We're in a (sort of) similar boat. I'm older, with a similar amount of investments, and I live in Canada (although I'm a US citizen). I think you're right that you're unlikely to get support for paying an AUM fee on this forum. And one note on your fee -- my guess would be that your fee would only drop to .5% for the amount of your investments beyond $2M, and you'd still be paying 1% for the first $2M. That's how it is typically structured.
As a DIY investor, a US citizen, and a Canadian permanent resident, I have had to learn about the US system, the Canadian system, and crossborder implications. At the same time, I recognize that I find this stuff really interesting, and I do a lot of my learning while I'm getting paid to work my "real" job. :) I don't think Canada is particularly complicated, and there are lots of good resources out there (PM me if you're looking for some). For me, the crossborder angle adds a whole other wrinkle, but other than having to do currency exchanges that doesn't seem like an issue for you.

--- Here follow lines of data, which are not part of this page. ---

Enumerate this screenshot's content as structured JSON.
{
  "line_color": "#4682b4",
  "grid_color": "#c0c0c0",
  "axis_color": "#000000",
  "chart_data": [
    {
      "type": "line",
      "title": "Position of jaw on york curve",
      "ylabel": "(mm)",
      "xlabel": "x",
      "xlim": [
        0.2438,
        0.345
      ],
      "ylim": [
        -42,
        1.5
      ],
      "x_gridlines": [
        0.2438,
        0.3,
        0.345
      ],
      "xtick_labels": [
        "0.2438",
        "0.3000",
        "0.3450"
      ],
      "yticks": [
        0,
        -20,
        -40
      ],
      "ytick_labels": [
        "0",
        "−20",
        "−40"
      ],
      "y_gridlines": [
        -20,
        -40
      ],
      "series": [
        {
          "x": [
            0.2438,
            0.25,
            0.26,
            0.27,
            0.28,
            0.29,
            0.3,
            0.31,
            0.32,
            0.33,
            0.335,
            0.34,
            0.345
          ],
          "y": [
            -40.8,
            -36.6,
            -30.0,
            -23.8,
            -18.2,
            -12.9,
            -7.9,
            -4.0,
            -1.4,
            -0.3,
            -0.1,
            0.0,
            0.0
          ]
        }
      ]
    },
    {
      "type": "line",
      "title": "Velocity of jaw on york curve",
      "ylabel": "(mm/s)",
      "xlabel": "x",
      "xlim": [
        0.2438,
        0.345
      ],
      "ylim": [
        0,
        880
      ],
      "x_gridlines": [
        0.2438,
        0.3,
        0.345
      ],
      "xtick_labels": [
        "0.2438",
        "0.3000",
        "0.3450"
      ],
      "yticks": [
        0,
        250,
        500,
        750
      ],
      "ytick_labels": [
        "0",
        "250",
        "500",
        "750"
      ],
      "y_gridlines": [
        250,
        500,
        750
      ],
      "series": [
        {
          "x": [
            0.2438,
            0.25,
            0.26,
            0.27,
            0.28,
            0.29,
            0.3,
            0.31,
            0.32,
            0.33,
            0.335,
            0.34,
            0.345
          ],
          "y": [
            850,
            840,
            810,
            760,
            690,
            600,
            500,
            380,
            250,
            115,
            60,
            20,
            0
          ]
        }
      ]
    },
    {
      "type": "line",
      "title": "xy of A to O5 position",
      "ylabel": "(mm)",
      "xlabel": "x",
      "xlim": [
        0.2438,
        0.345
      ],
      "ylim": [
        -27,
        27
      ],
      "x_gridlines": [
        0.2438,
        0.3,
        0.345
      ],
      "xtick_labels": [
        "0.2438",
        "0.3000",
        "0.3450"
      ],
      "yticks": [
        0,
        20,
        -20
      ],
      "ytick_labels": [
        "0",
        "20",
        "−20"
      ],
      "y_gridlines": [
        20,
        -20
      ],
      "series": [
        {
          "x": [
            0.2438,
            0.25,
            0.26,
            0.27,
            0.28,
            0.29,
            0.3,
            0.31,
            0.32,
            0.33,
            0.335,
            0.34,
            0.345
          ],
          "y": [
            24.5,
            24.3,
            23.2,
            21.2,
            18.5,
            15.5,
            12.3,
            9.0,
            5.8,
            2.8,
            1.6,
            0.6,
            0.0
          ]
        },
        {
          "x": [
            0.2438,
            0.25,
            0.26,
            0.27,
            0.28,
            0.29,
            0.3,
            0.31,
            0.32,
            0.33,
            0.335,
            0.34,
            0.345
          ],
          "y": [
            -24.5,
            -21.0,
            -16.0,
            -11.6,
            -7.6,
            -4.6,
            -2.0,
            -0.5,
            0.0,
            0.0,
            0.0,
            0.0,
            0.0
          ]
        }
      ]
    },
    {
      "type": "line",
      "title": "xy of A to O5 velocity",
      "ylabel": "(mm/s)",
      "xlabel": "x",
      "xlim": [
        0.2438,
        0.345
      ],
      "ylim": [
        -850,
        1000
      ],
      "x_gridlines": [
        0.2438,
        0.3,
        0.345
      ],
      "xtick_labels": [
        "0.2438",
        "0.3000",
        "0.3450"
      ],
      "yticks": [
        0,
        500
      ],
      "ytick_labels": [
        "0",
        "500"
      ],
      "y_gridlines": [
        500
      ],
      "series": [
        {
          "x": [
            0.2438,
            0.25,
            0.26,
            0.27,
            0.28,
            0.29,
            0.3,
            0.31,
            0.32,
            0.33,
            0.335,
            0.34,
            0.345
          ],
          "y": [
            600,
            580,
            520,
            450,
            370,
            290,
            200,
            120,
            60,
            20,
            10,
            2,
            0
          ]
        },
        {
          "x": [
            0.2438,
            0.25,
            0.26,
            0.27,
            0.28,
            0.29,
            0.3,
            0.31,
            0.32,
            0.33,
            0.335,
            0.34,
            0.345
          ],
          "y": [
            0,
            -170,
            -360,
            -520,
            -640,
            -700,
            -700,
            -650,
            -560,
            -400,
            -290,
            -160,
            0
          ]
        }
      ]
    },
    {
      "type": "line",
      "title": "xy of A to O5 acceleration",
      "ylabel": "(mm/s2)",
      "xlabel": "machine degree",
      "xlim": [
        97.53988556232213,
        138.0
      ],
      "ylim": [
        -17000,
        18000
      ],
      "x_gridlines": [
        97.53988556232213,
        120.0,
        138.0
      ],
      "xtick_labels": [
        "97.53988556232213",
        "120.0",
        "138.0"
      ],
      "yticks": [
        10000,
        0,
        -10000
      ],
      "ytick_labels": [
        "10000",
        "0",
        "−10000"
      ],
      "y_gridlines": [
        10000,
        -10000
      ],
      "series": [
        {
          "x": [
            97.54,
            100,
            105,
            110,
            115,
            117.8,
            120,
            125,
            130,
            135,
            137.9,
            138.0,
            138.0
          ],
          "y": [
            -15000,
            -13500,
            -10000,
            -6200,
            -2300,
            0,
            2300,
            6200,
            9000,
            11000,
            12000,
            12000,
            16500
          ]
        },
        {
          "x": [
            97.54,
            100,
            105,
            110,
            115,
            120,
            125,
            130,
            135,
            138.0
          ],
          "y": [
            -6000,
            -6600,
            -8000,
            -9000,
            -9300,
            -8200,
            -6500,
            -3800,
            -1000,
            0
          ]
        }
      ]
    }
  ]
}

I'm a big believer in the fact that no one is as motivated to take as good care of my assets as I am. At the same time, the same could be said for DIY house projects, and I certainly outsource more of that than some of the folks on here, so you've got to find what works for you.
- Favourable exchange rates. A significant amount of my pay is in USD so this helps quite a bit.
- Tax efficiency. Between RRSPs, TFSAs, RESPs, unregistered accounts, dividends, and capital gains, there is a lot to learn. Worse, it changes often and getting it wrong can cost a lot, decades down the line. Also it's super boring (not a great reason, but I personally don't want to spend my spare time learning about it and keeping up)
- Correctness. Early in my DIY financial management, I made a fairly costly error trying to run Norbert's Gambit. With larger assets these types of mistakes are even costlier.
- Advice on other financial tools. For example HELOCs, estates, trust funds, insurance, wills, etc.
- Access to different funds. While they take a "couch potato" approach, they still have access to different funds that I, a layman, does not. In theory the return from those funds partially offsets the fees.
- Fees are tax deductible, so I get some of it back.
1. Exchange rate - I've done well enough with Wise (formerly Transferwise) and there are better ways (Norbert's Gambit being one of them) if you really want to minimize the fees. Personally, I like the convenience of Wise (and I was paid in USD until last August).
2. Tax efficiency - With your earnings, it should be easy enough to max out both TFSA and RRSP. Personally, I put the things that I expect to gain the most (i.e. stocks) in my TFSA. And because Canada taxes Canadian dividends favourably, I might hold some of these in my non-registered account. At the same time, this stuff is VERY secondary to simply investing. If you don't really want to think about it and just hold the same asset allocation in all your accounts, the differences over time will be pretty negligible.
3. Correctness - It's true, you have to learn some stuff. Norbert's Gambit is (IMO) kind of a pain, though, and totally not necessary. And the rest of it is pretty straightforward. There may be times (an inheritance, moving to another country, nearing retirement) where talking to an advisor with a particular set of questions might make sense, but in my experience, the vast majority of my investing life has been more or less on autopilot and it would hurt my soul to pay $20,000 per year for that.
4. HELOCs are easy, and estate planning will ultimately have to involve a lawyer, and they should be able to tell you about all that stuff. We just engaged a lawyer to put together a crossborder estate plan for us, and it cost $1600.
5. Theoretically advisors could have funds that will do better, but they could also do worse. I don't worry about this at all. There are plenty of great funds available to us laypeople, and you only need a couple anyways.
6. Fees being tax deductible make the advice cheaper, but only you can decide if it's a price you're willing to pay.
Personally, with a wife, a kid and a similar nest egg, I'm getting close to pulling the trigger on retirement. If I had to spend an additional $20,000 per year on a financial advisor, I'd have to delay my retirement significantly.
Studies have shown that the real value add of advisors is behavioral -- they can stop you from panicking when the markets tank, or jumping on something trendy (at least, the good ones would theoretically do this). It doesn't seem like you have any problem with this, though, so for you my guess is that they don't really add any value. Regardless, you're in great shape so I wouldn't worry overly much about it.